Great crowds came to hear him preach. The crowd stayed so late one day, they were hungry. “Where shall we buy food for these people to eat?” Jesus asked his disciples. Philip answered him: “It would take eight months wages.” Although he did not have the means to feed them, Jesus had compassion on the crowd. To perform the miracle of feeding such a crowd, he called forth the resources from the crowd. Andrew said: “Here is a boy with five small loaves and two small fish, but how far will they go among so many?”

Remember the principle of spiritual multiplication: “Little is much when God is in it.”

5 loaves + 2 fish = 7 food products. Seven is God’s perfect number. It would be enough.

Although he did not do professional relief and development work (as CitiHope and other NGO’s do), Jesus had the people sit down in rows and fed them (similar to what is done in the refugee camps, feeding stations and orphan care centers in Africa).

Then Jesus took the bread the boy had offered, gave thanks, and distributed to those that were seated on the grass. He did the same with the fist. There were about 5,000 men who were fed, and there was enough food left over to fill 12 baskets (6:11-13).

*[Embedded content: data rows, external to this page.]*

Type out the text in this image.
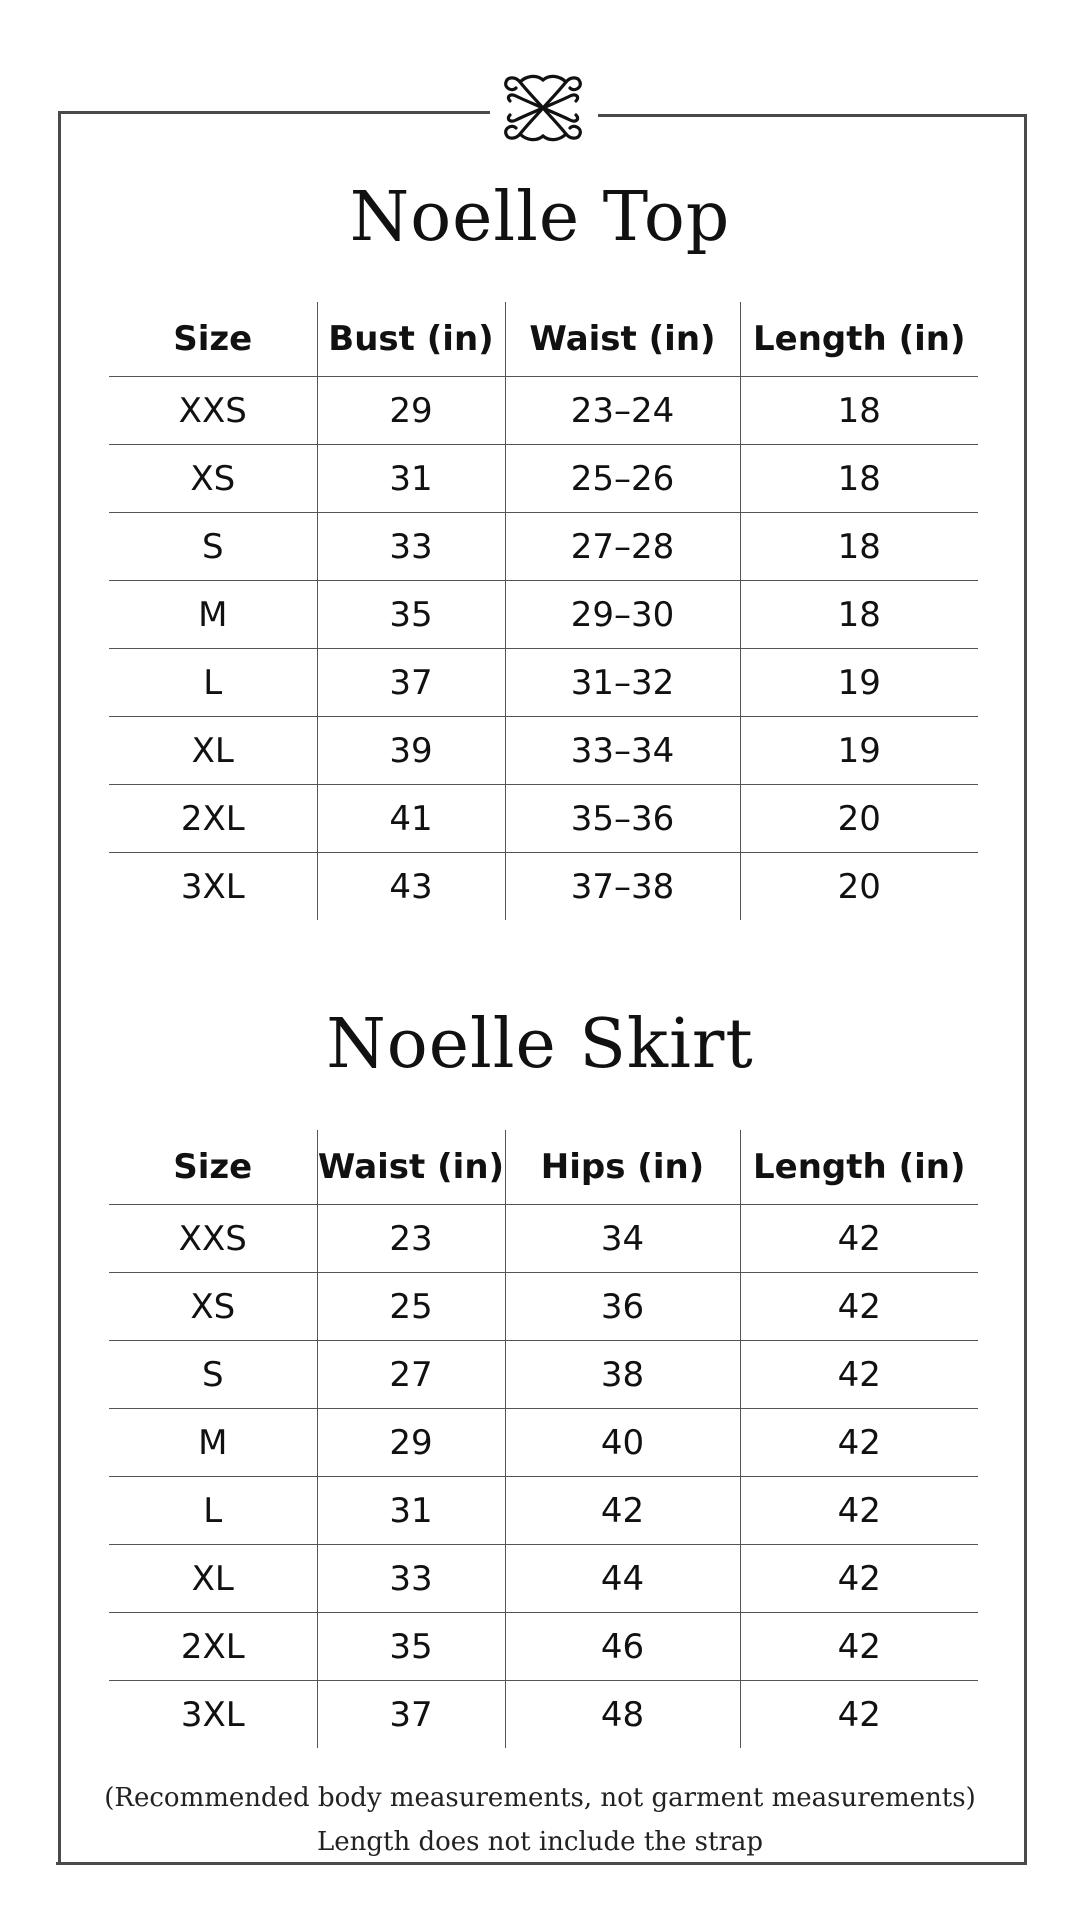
Noelle Top
Size	Bust (in)	Waist (in)	Length (in)
XXS	29	23–24	18
XS	31	25–26	18
S	33	27–28	18
M	35	29–30	18
L	37	31–32	19
XL	39	33–34	19
2XL	41	35–36	20
3XL	43	37–38	20
Noelle Skirt
Size	Waist (in)	Hips (in)	Length (in)
XXS	23	34	42
XS	25	36	42
S	27	38	42
M	29	40	42
L	31	42	42
XL	33	44	42
2XL	35	46	42
3XL	37	48	42
(Recommended body measurements, not garment measurements)
Length does not include the strap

CitiHope currently is feeding 10,000 orphans and other hungry Malawians who have come to rely on our food aid. But we need to feed hungry people the way Jesus did: by calling forth their resources, not just focusing on their obvious needs. The miracle he performed that day was not just the magic of multiplication but the example of sharing and offering to God what little you think you have so that God can leverage the resources to meet the need with plenty to spare.

This is exactly want we are doing in our partnership with the Methodist Church of Mzuzu. You are growing the maize in back of this church structure. We are providing nutritional supplements. You are taking in orphans and abandoned children who cannot fend for themselves or afford to go to school. We are supplying their school supplies and paying their tuition. Together we are developing a Hope Home which eventually will be self-sustaining. Don’t call it food aid. That’s not our vocation. We’re feeding hungry people the way Jesus did as a Teacher. By calling forth the resources in the crowd and leveraging what is offered and shared. “Little is much when God is in it.”